Urbit is obfuscated by the most extreme not invented here (NIH) syndrome I have ever seen. I tried to keep the terminology at a minimum in this article, so it might not be obvious unless you dive into the documentation or source code yourself. Not only is most of it a reinvention of existing stuff but it also uses new terminology for everything. It was disappointing to find that what first appeared like an alien system that might hold interesting discoveries was just a quirky reimplementation of existing concepts.

It will be difficult for Urbit to catch on as a platform since it has no common terminology with existing programming environments. If you want to write an app for Urbit using the Hoon programming language you'll have to wade through a lot of NIH at every level of the stack (programming language, operating system, APIs). There is an argument that reinventing everything allows the whole system to be small and self-contained, but in practice that's not true since Landscape apps are JavaScript web applications. They drag in the entire conventional computing environment that Urbit was supposed to replace. I wonder if the same kind of system can be built on top of a browser plus Deno with WebRTC for the server side, reusing existing technology that is actively developed by teams much larger than Urbit. It seems like a waste because Urbit doesn't really innovate in VMs, programming languages, etc yet the NIH stuff needs to be maintained.

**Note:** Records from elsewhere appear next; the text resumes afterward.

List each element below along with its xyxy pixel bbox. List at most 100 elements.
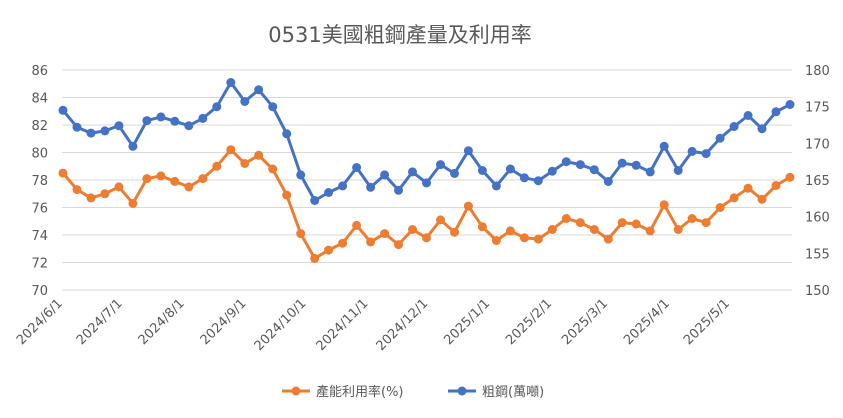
data-point xyxy=(743,111,753,120)
data-point xyxy=(491,181,501,191)
data-point xyxy=(72,122,82,132)
data-point xyxy=(436,215,445,225)
legend-marker xyxy=(457,386,467,396)
data-point xyxy=(324,245,334,255)
data-point xyxy=(338,181,348,191)
right-tick-label: 170 xyxy=(805,137,830,152)
data-point xyxy=(366,237,376,247)
data-point xyxy=(310,196,320,205)
data-point xyxy=(128,198,138,208)
data-point xyxy=(519,233,529,243)
data-point xyxy=(533,176,543,186)
data-point xyxy=(380,229,390,239)
data-point xyxy=(589,225,599,234)
left-tick-label: 86 xyxy=(31,64,48,79)
data-point xyxy=(715,133,725,143)
data-point xyxy=(771,107,781,117)
data-point xyxy=(450,168,459,178)
data-point xyxy=(422,233,431,243)
data-point xyxy=(547,166,557,176)
data-point xyxy=(198,113,208,123)
legend-label: 產能利用率(%) xyxy=(316,384,404,400)
left-tick-label: 84 xyxy=(31,92,48,107)
data-point xyxy=(743,183,753,193)
data-point xyxy=(715,203,725,212)
left-tick-label: 80 xyxy=(31,147,48,162)
data-point xyxy=(631,219,641,229)
series-1 xyxy=(58,145,795,263)
data-point xyxy=(254,85,264,95)
data-point xyxy=(156,171,166,181)
left-axis: 70 72 74 76 78 80 82 84 86 xyxy=(31,64,48,299)
left-tick-label: 74 xyxy=(31,229,48,244)
data-point xyxy=(114,121,124,131)
data-point xyxy=(491,236,501,245)
data-point xyxy=(617,158,627,168)
data-point xyxy=(142,116,152,126)
data-point xyxy=(184,182,194,192)
data-point xyxy=(505,164,515,174)
data-point xyxy=(631,160,641,170)
data-point xyxy=(477,222,487,232)
data-point xyxy=(450,227,459,237)
data-point xyxy=(659,141,669,151)
data-point xyxy=(338,238,348,248)
data-point xyxy=(394,185,403,195)
left-tick-label: 76 xyxy=(31,202,48,217)
data-point xyxy=(184,121,194,131)
legend-item: 產能利用率(%) xyxy=(282,384,404,400)
x-tick-label: 2025/3/1 xyxy=(559,296,611,348)
series-layer xyxy=(58,78,795,263)
data-point xyxy=(687,146,697,156)
data-point xyxy=(463,146,473,156)
data-point xyxy=(729,122,739,131)
data-point xyxy=(617,218,627,228)
data-point xyxy=(659,200,669,210)
data-point xyxy=(170,176,180,186)
data-point xyxy=(100,126,110,136)
data-point xyxy=(547,225,557,234)
data-point xyxy=(729,193,739,203)
data-point xyxy=(352,220,362,230)
data-point xyxy=(254,150,264,160)
right-tick-label: 180 xyxy=(805,64,830,79)
left-tick-label: 70 xyxy=(31,284,48,299)
data-point xyxy=(58,168,68,178)
right-tick-label: 150 xyxy=(805,284,830,299)
data-point xyxy=(673,225,683,234)
data-point xyxy=(603,234,613,244)
chart-title: 0531美國粗鋼產量及利用率 xyxy=(268,23,531,47)
data-point xyxy=(282,129,292,139)
data-point xyxy=(226,78,236,87)
data-point xyxy=(86,193,96,203)
data-point xyxy=(408,167,417,177)
x-tick-label: 2024/9/1 xyxy=(198,296,250,348)
data-point xyxy=(198,174,208,184)
data-point xyxy=(296,170,306,180)
legend: 產能利用率(%) 粗鋼(萬噸) xyxy=(282,384,544,400)
data-point xyxy=(170,116,180,126)
data-point xyxy=(324,188,334,197)
data-point xyxy=(785,100,795,109)
data-point xyxy=(673,166,683,175)
data-point xyxy=(757,124,767,134)
left-tick-label: 72 xyxy=(31,257,48,272)
right-tick-label: 160 xyxy=(805,211,830,226)
x-tick-label: 2025/2/1 xyxy=(503,296,555,348)
data-point xyxy=(757,194,767,204)
legend-item: 粗鋼(萬噸) xyxy=(448,385,544,400)
x-tick-label: 2024/7/1 xyxy=(74,296,126,348)
data-point xyxy=(128,141,138,151)
data-point xyxy=(771,181,781,190)
data-point xyxy=(436,160,445,170)
data-point xyxy=(408,225,417,234)
data-point xyxy=(240,159,250,168)
data-point xyxy=(268,102,278,112)
data-point xyxy=(394,240,403,250)
x-tick-label: 2024/10/1 xyxy=(252,296,310,354)
legend-marker xyxy=(291,386,301,396)
series-2 xyxy=(58,78,795,205)
data-point xyxy=(575,160,585,170)
legend-label: 粗鋼(萬噸) xyxy=(482,385,544,400)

Finally, for a system that is very much exposed to the network, I didn't see a strong discipline or much support for writing secure applications. The degree of network transparency that Urbit agents have also means that they present an attack surface. I would have expected the documentation and APIs/tooling to steer developers in a direction where it's hard to make mistakes. My impression is that a lot of the attack surface in agents is hand coded and security issues could become commonplace when Urbit gains more apps written by a wider developer community.

Despite this criticism I really enjoyed playing with Urbit. It is a cool rabbit hole to go down.

Conclusion

Urbit applications boil down to a relatively familiar interface similar to what can be done with gRPC: command/response, querying data, and subscriptions. The Urbit network allows applications to talk to each other directly in a peer-to-peer fashion. Users run apps on personal servers instead of centralized servers operated by the application creators (like Twitter, Facebook, etc). If Urbit can attract enough early adopters then it could become an interesting operating system and ecosystem that overcomes some of the issues of today's centralized internet. If you're wondering, I think it's worth spending a weekend exploring Urbit!